Cross-selling is a sales technique in which a sales rep suggests additional products or services to a customer and encourages them to buy more. For example, a car salesman could be selling a minivan to a couple that are about to have a baby, and he could then offer to throw in a car seat at a discounted price.
With cross-selling, you need to determine what exactly the customer’s needs are so that you can suggest more services. Of course, this strategy doesn’t work if you’re trying to add-on services they don’t have a present need for.
To briefly sum up the difference, Upselling is when you offer higher-end, more expensive options to the customer, whereas cross-selling means to suggest entirely new products/services to add on and complement what the customer is buying or already using. Both techniques can be used to increase the lifetime value (LTV) of your customers.
Improved customer satisfaction
If you can solve even more of the challenges your client is facing by offering additional services or alternate plans, then their overall satisfaction with your company will increase.
Grow your sales revenue more efficiently
The cost of selling to your existing clients is much lower than going through the process of generating leads and nurturing them into customers. Typically, with existing clients you will already have built a personal relationship and they will likely have a positive view of your company. This means you’ll receive much less resistance when trying to sell to your current clients, and you can thus increase the LTV of each customer efficiently by cross-selling and upselling.
1. Let customer success handle it
Our key piece of advice is to not try to force these add-ons on your customer, as that can turn them off and even lose you the original sale. Instead, to upsell and cross-sell in a more suave manner, we recommend that you leave it mainly to your customer success team.
In case you don’t have a customer success team or are unfamiliar with the concept, customer success is the group that follows-up with clients after the purchase, and guides them on how to best use the product to get results. During this onboarding period, the customer success reps spend a lot of quality time teaching the clients and develop a good relationship and they become very familiar with the client’s unique set of challenges and needs.
When they are starting to get concrete results with the first product, then the customer success rep can introduce another related service they could clearly benefit from or suggest that they upgrade to the next level plan to accomplish even more with the current product.
2. Be conscious of customer loyalty
Keep track of the level of engagement shown from each customer and try to measure their loyalty to your brand. There are multiple ways to do this, such as through a Net Promoter Survey (NPS) or by counting the times they attend your online events. You’ll find that it is much easier to approach existing clients by cross-selling or upselling if they are already fans of your brand and other products.

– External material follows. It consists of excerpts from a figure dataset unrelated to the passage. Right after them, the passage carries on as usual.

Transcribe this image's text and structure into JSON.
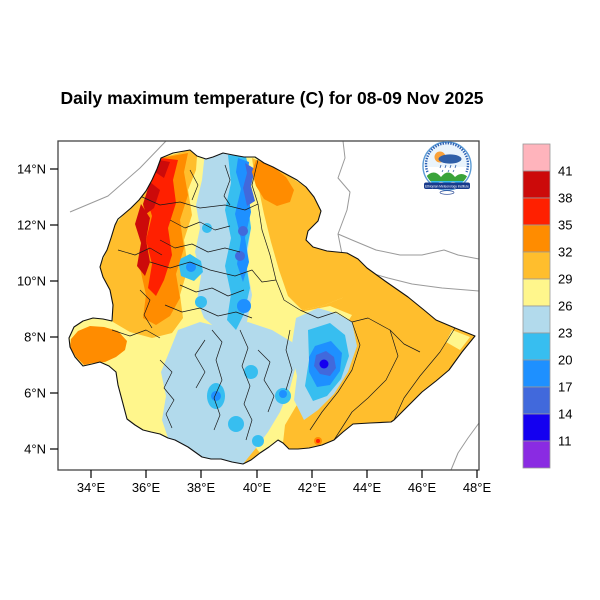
{
  "title": "Daily maximum temperature (C) for 08-09 Nov 2025",
  "axes": {
    "lat_tick_labels": [
      "14°N",
      "12°N",
      "10°N",
      "8°N",
      "6°N",
      "4°N"
    ],
    "lon_tick_labels": [
      "34°E",
      "36°E",
      "38°E",
      "40°E",
      "42°E",
      "44°E",
      "46°E",
      "48°E"
    ]
  },
  "colorbar": {
    "tick_labels": [
      "41",
      "38",
      "35",
      "32",
      "29",
      "26",
      "23",
      "20",
      "17",
      "14",
      "11"
    ],
    "colors_top_to_bottom": [
      "#FFB4BC",
      "#CC0A0A",
      "#FF2000",
      "#FF8C00",
      "#FFBE2D",
      "#FFF68C",
      "#B2DAEC",
      "#37BEF0",
      "#1E90FF",
      "#4169DC",
      "#1400F0",
      "#8A2BE2"
    ]
  },
  "palette": {
    "pink": "#FFB4BC",
    "darkred": "#CC0A0A",
    "red": "#FF2000",
    "orange": "#FF8C00",
    "amber": "#FFBE2D",
    "lightyellow": "#FFF68C",
    "paleblue": "#B2DAEC",
    "cyan": "#37BEF0",
    "blue": "#1E90FF",
    "royal": "#4169DC",
    "deepblue": "#1400F0",
    "purple": "#8A2BE2",
    "boundary": "#1a1a1a",
    "neighbor": "#9a9a9a"
  },
  "logo": {
    "institution": "Ethiopian Meteorology Institute"
  }
}
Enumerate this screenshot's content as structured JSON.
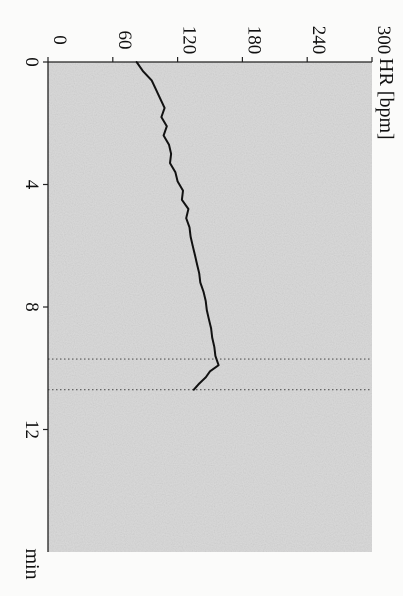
{
  "chart_data": {
    "type": "line",
    "title": "",
    "xlabel": "min",
    "ylabel": "HR [bpm]",
    "xlim": [
      0,
      16
    ],
    "ylim": [
      0,
      300
    ],
    "x_ticks": [
      0,
      4,
      8,
      12
    ],
    "y_ticks": [
      0,
      60,
      120,
      180,
      240,
      300
    ],
    "x_tick_labels": [
      "0",
      "4",
      "8",
      "12"
    ],
    "y_tick_labels": [
      "0",
      "60",
      "120",
      "180",
      "240",
      "300"
    ],
    "grid": false,
    "rotated": "90deg-clockwise",
    "vertical_markers_min": [
      9.7,
      10.7
    ],
    "colors": {
      "plot_background": "#dcdcdc",
      "line": "#111111",
      "axis": "#222222",
      "marker": "#555555"
    },
    "series": [
      {
        "x": [
          0,
          0.3,
          0.6,
          0.9,
          1.2,
          1.5,
          1.8,
          2.1,
          2.4,
          2.7,
          3.0,
          3.3,
          3.6,
          3.9,
          4.2,
          4.5,
          4.8,
          5.1,
          5.4,
          5.7,
          6.0,
          6.3,
          6.6,
          6.9,
          7.2,
          7.5,
          7.8,
          8.1,
          8.4,
          8.7,
          9.0,
          9.3,
          9.6,
          9.9,
          10.1,
          10.3,
          10.5,
          10.7
        ],
        "values": [
          82,
          88,
          96,
          100,
          104,
          108,
          105,
          110,
          107,
          112,
          114,
          113,
          118,
          120,
          125,
          124,
          130,
          128,
          131,
          132,
          134,
          136,
          138,
          140,
          141,
          144,
          146,
          147,
          149,
          151,
          152,
          154,
          155,
          158,
          150,
          146,
          140,
          135
        ]
      }
    ]
  }
}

What is Net Promoter Score (NPS)?
3. Don't mess up the timing of your approach
If the timing of your approach is off, the customer may feel like you’re just trying to squeeze them for profits and your relationship could take a serious hit. One way to always reach out at the right timing is to base your approach on data.
With marketing automation, you can track your existing clients whenever they engage with your brand online, such as by visiting your site, opening an email, or clicking on a facebook ad. If they’re looking at the details of another one of your products, and then proceed to download the brochure or attend your seminar to learn more, then clearly they have some present needs that said product may be able to solve. Armed with this knowledge, you can smoothly reach out with further info and offer to meet with them to give a quick demonstration, and bam! Before you know it, you’ve successfully cross-sold a new product.
Upselling and cross-selling are both key strategies in sales that allow you to increase your sales revenue without needing to go out and search for new customers. If you have products and services that complement each other, do consider building a business model that focuses on existing clients and personalize your marketing messages to this group, rather than only chasing after new leads. With your existing clientele, they alreadly likely have a good impression of your brand and are generally happier to consider another service of yours than a new lead with whom you have no previous relationship.